Pfizer's earnings did beat market expectations, and the decline looks worse than it actually is because of a one-time tax settlement. But revenues also fell, and the company lowered its earnings forecast for the year. Drug sales dropped 6%, to $14.1 billion, dragging down overall revenues 3.5%. Ironically, it was once again Pfizer's animal health and nutritionals units that helped uphold the numbers; the soon-to-be sold or spun off businesses saw sales grow 13% to $1.1 billion and 22% to $598 million, respectively.
But it was the loss of Lipitor that really dragged Pfizer's numbers down. The pill's sales plummeted 24% to $2 billion, and that's with just one full month's worth of competition. The Lipitor drop in turn weighed on U.S. drug sales, which dropped 15%, twice as much as overall drug revenues. Just think how the first full quarter without Lipitor--Q1--might look, even if Pfizer's share of the Lipitor-and-its-generics market stays at its most recent 32% level.
Pfizer can take comfort, however, from Lilly. While Pfizer has several new drugs to sell, and a potential blockbuster, Eliquis, waiting in the wings, Lilly is less fortunate. Its new-product efforts are weighted on the spending side for now, as the company invests in new programs without yet seeing much fruit. Lilly's fourth-quarter net dropped to $858.2 million from $1.17 billion year-over year, and it reiterated its forecast of a big decline in earnings for the full year.
Again, it's generic competition causing much of the pain. Zyprexa's sales fell 44% for the quarter, faster than some analysts had expected. Lucky for Lilly, its antidepressant Cymbalta grew 20% and its diabetes drug Humalog 21%, so overall revenue only fell 2% to just over $6 billion.

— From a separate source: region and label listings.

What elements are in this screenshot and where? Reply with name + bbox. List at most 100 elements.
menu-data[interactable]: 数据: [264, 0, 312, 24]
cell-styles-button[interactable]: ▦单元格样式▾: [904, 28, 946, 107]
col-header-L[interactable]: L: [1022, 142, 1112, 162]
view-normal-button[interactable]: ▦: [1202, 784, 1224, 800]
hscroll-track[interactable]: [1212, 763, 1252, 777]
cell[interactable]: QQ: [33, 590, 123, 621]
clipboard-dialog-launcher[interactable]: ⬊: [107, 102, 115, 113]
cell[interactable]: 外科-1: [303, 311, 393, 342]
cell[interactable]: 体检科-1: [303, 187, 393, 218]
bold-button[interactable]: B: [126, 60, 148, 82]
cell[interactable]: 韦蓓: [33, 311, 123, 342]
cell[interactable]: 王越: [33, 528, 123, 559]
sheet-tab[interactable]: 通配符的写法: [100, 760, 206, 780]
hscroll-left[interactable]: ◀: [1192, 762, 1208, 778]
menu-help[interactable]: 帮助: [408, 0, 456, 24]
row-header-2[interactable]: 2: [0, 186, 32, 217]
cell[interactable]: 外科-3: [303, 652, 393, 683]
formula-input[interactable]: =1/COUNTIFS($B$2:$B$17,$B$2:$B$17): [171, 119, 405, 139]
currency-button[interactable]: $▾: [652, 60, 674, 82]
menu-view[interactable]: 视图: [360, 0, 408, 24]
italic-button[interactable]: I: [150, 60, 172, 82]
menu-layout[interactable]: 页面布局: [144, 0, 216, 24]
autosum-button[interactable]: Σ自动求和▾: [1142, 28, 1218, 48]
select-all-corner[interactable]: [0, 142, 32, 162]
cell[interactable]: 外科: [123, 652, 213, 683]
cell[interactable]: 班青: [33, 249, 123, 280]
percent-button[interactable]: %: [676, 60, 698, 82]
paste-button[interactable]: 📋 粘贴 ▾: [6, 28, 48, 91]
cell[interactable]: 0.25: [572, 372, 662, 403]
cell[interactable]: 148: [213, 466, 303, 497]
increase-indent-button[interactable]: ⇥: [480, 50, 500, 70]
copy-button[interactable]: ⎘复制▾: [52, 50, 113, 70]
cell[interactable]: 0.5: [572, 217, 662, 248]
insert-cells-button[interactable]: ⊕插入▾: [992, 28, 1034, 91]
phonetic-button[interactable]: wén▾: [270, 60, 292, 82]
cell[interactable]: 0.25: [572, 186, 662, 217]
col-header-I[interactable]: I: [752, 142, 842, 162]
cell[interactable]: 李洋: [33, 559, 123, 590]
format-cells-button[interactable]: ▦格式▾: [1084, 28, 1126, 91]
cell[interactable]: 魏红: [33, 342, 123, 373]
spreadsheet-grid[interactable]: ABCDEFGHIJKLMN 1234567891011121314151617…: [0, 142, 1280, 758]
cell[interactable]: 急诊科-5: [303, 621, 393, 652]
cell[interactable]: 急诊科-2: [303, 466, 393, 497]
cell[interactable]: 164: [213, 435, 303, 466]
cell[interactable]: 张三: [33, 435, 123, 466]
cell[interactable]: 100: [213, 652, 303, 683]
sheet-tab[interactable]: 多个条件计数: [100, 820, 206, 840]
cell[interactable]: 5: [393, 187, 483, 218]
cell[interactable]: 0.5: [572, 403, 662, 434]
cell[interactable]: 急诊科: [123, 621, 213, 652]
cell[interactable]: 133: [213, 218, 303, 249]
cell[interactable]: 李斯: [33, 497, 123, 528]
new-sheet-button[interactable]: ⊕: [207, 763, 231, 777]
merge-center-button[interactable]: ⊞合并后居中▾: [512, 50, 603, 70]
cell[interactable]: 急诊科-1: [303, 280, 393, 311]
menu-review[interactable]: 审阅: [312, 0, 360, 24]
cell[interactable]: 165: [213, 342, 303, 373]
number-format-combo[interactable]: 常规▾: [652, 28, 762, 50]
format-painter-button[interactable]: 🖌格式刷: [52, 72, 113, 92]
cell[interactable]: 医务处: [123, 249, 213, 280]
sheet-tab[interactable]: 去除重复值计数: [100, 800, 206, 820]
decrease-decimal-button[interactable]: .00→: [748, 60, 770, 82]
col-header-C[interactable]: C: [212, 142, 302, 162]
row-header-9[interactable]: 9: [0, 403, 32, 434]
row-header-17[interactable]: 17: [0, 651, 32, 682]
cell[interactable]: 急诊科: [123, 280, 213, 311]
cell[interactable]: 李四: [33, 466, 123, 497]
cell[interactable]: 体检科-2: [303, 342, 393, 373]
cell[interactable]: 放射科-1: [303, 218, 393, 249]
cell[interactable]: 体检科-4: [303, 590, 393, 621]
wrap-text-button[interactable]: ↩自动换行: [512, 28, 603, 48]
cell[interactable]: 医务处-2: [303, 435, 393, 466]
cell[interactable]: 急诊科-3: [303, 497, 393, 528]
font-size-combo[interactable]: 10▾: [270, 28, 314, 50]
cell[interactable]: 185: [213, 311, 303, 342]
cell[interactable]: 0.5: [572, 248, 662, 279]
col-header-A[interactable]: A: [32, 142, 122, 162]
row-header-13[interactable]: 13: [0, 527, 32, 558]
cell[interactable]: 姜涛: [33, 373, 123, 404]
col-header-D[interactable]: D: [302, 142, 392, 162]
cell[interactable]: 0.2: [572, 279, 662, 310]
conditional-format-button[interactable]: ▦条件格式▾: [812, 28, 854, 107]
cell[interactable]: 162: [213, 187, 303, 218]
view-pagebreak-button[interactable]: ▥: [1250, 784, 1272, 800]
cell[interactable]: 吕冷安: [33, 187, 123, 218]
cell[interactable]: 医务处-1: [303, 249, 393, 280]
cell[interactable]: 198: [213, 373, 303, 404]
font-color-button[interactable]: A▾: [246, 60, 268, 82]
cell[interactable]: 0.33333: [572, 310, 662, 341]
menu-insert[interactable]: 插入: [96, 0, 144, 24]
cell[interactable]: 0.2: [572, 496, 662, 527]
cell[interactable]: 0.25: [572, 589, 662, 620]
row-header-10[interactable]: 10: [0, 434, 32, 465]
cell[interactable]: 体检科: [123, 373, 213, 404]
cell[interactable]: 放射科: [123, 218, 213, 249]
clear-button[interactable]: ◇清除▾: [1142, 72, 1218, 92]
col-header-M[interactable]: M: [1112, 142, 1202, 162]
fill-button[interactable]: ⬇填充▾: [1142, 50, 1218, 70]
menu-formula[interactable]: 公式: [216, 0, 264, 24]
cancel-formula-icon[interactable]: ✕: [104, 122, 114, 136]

Another plus: Analysts appear to be treating the company with patience, preferring to look forward to potential new products, particularly an Alzheimer's candidate that made it through a safety committee's review. "This quarter doesn't really matter," Leerink Swann's Seamus Fernandez told Bloomberg. "The most important thing for Lilly is that the solanezumab trial wasn't stopped."